距離があった。十数メートル。それだけなのに――届かない。


焦りが喉を焼く。


胸が締めつけられる。


このままじゃ、間に合わない。


フィオナが、やられる――!


迫る魔物に、フィオナは動けなかった。

女性の治療に集中しすぎていたせいで、今すぐ逃げ出せるほどの体力も、魔力も残っていない。

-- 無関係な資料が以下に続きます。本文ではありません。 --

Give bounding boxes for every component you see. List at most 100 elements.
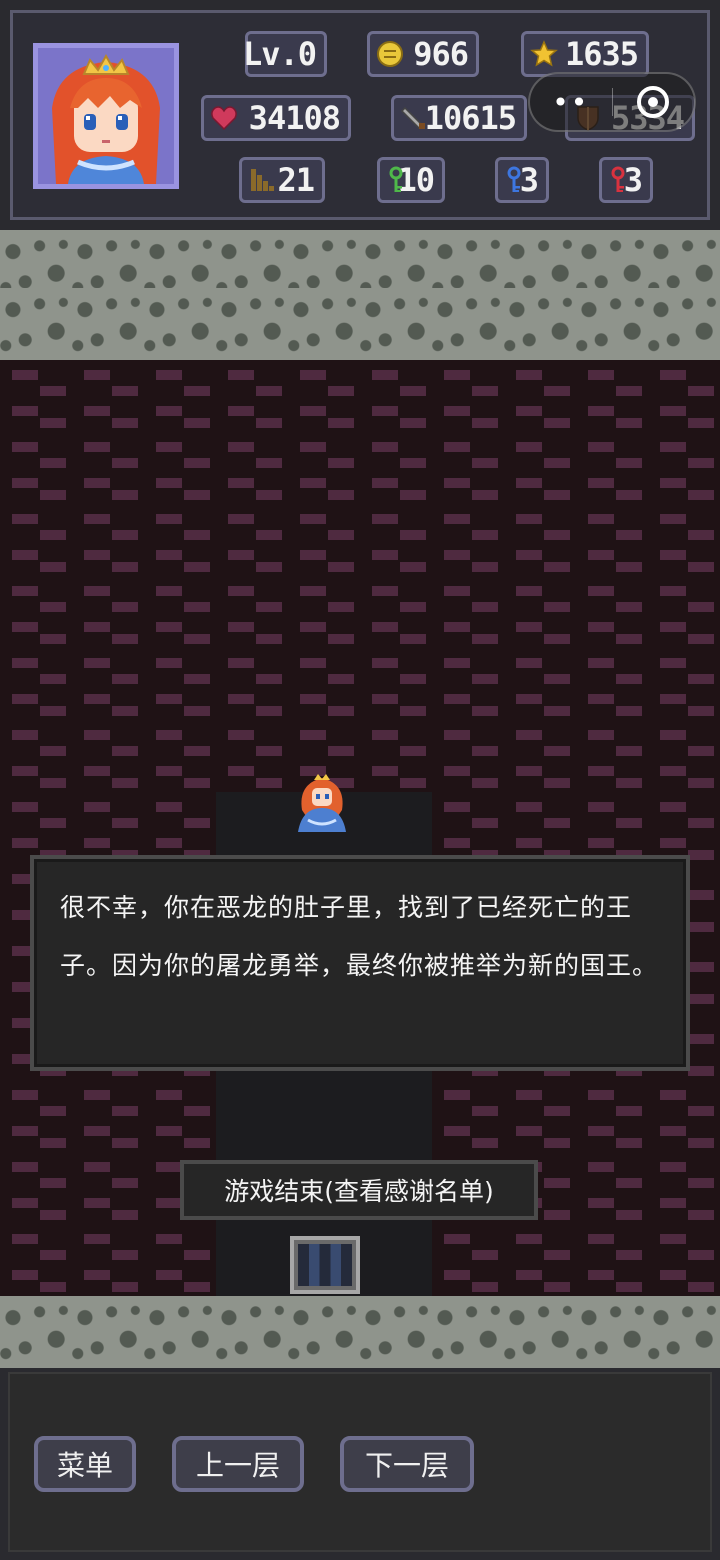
green-key-stat: 10 — [377, 157, 445, 203]
brick-tile — [648, 360, 720, 432]
brick-tile — [72, 648, 144, 720]
brick-tile — [144, 432, 216, 504]
brick-tile — [72, 792, 144, 864]
game-over-credits-button[interactable]: 游戏结束(查看感谢名单) — [180, 1160, 538, 1220]
heart-icon — [211, 106, 237, 131]
brick-tile — [360, 360, 432, 432]
hp-value: 34108 — [248, 99, 341, 137]
brick-tile — [288, 360, 360, 432]
brick-tile — [0, 648, 72, 720]
brick-tile — [216, 432, 288, 504]
brick-tile — [576, 432, 648, 504]
brick-tile — [288, 648, 360, 720]
brick-tile — [216, 648, 288, 720]
brick-tile — [288, 432, 360, 504]
brick-tile — [576, 1224, 648, 1296]
brick-tile — [504, 792, 576, 864]
blue-key-icon — [507, 166, 521, 192]
brick-tile — [72, 504, 144, 576]
brick-tile — [576, 360, 648, 432]
brick-tile — [360, 720, 432, 792]
brick-tile — [648, 1080, 720, 1152]
menu-button[interactable]: 菜单 — [34, 1436, 136, 1492]
brick-tile — [144, 648, 216, 720]
brick-tile — [432, 1080, 504, 1152]
brick-tile — [144, 720, 216, 792]
brick-tile — [0, 792, 72, 864]
gold-stat: 966 — [367, 31, 479, 77]
stairs-tile[interactable] — [290, 1236, 360, 1294]
brick-tile — [0, 1152, 72, 1224]
hero-sprite — [292, 770, 352, 834]
brick-tile — [72, 432, 144, 504]
stairs-icon — [251, 169, 274, 191]
brick-tile — [504, 1080, 576, 1152]
level-value: Lv.0 — [242, 35, 317, 73]
gold-coin-icon — [377, 41, 403, 67]
brick-tile — [648, 720, 720, 792]
top-stone-wall-row2 — [0, 288, 720, 360]
brick-tile — [432, 1224, 504, 1296]
brick-tile — [72, 1080, 144, 1152]
brick-tile — [504, 432, 576, 504]
red-key-stat: 3 — [599, 157, 653, 203]
brick-tile — [360, 504, 432, 576]
brick-tile — [576, 504, 648, 576]
floor-value: 21 — [277, 161, 315, 199]
brick-tile — [648, 648, 720, 720]
floor-stat: 21 — [239, 157, 325, 203]
brick-tile — [648, 432, 720, 504]
brick-tile — [144, 1224, 216, 1296]
brick-tile — [72, 1224, 144, 1296]
brick-tile — [504, 504, 576, 576]
miniprogram-capsule: •• — [528, 72, 696, 132]
brick-tile — [432, 432, 504, 504]
brick-tile — [216, 504, 288, 576]
bottom-stone-wall — [0, 1296, 720, 1368]
brick-tile — [144, 792, 216, 864]
brick-tile — [432, 648, 504, 720]
brick-tile — [648, 576, 720, 648]
brick-tile — [288, 576, 360, 648]
exp-stat: 1635 — [521, 31, 649, 77]
hero-portrait — [33, 43, 179, 189]
brick-tile — [216, 720, 288, 792]
brick-tile — [0, 1224, 72, 1296]
prev-floor-button[interactable]: 上一层 — [172, 1436, 304, 1492]
brick-tile — [216, 576, 288, 648]
blue-key-stat: 3 — [495, 157, 549, 203]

目の前に横たわる命を放り出して、自分だけ助かるなんて――そんなこと、できるはずがなかった。


けれど、間に合わない。


(ああ……ダメだ……!)


絶望が胸を塞ぐそのときだった。


「やめて!!!!!!」


澄んだ少女の叫びが、森を包んだ。

風が、一瞬、止まったかのように思えた。


光に照らされていたフィオナの背後――少女が飛び出してくる。


細い体を震わせながら、フィオナと女性の前に立ちはだかるように、両手を大きく広げる。


泣きそうな顔で、それでもまっすぐ、迫る魔物を睨みつけた。


「お母さんを……この人を、傷つけないで!!」


その瞬間だった。


少女の体が、まばゆい白光に包まれた。

爆発のように広がるのではない。

朝霧の中に差し込む陽光のように、静かで、あたたかく、ただ――眩しかった。


カイルの目が見開かれる。


「……光、魔法……?」


その輝きは、フィオナが放つ光とよく似ていた。けれど、何かが違った。

もっと未熟で、もっと本能的で――だからこそ、迷いがなく澄み切っているように見えた。

魔物が、一瞬だけ動きを止める。

黒い瘴気が、光に焼かれるように少しずつ後退していく。

苦悶のような唸り声をあげ、魔物が足を止めた。

フィオナもまた、息を呑んでその光を見つめていた。

少女の足元から、まるで地面ごと浄化するように光が広がっていく。


空気が変わる。瘴気が、押し戻されていく。


(まさか……この子も、光魔法を……!?)


フィオナの胸がざわついた。


光魔法は、本来――百年に一人しか現れないはず。


けれど、今、目の前にいる彼女もまた……


(まさか……でも、この感じ……)


初めて会ったはずなのに、どこか引っかかる。懐かしいような、知っているような。

説明できないざわめきが、心の奥で波紋を広げていた。

その謎に思考が追いつく前に、魔物が唸り声とともに大地を踏みしめた。


今度こそ、本能的な恐怖に駆られてか、それとも光を消し去ろうとしたのか――

魔物は再び、少女たちに向かって突進を始める。

カイルが咄嗟に剣を構え、叫んだ。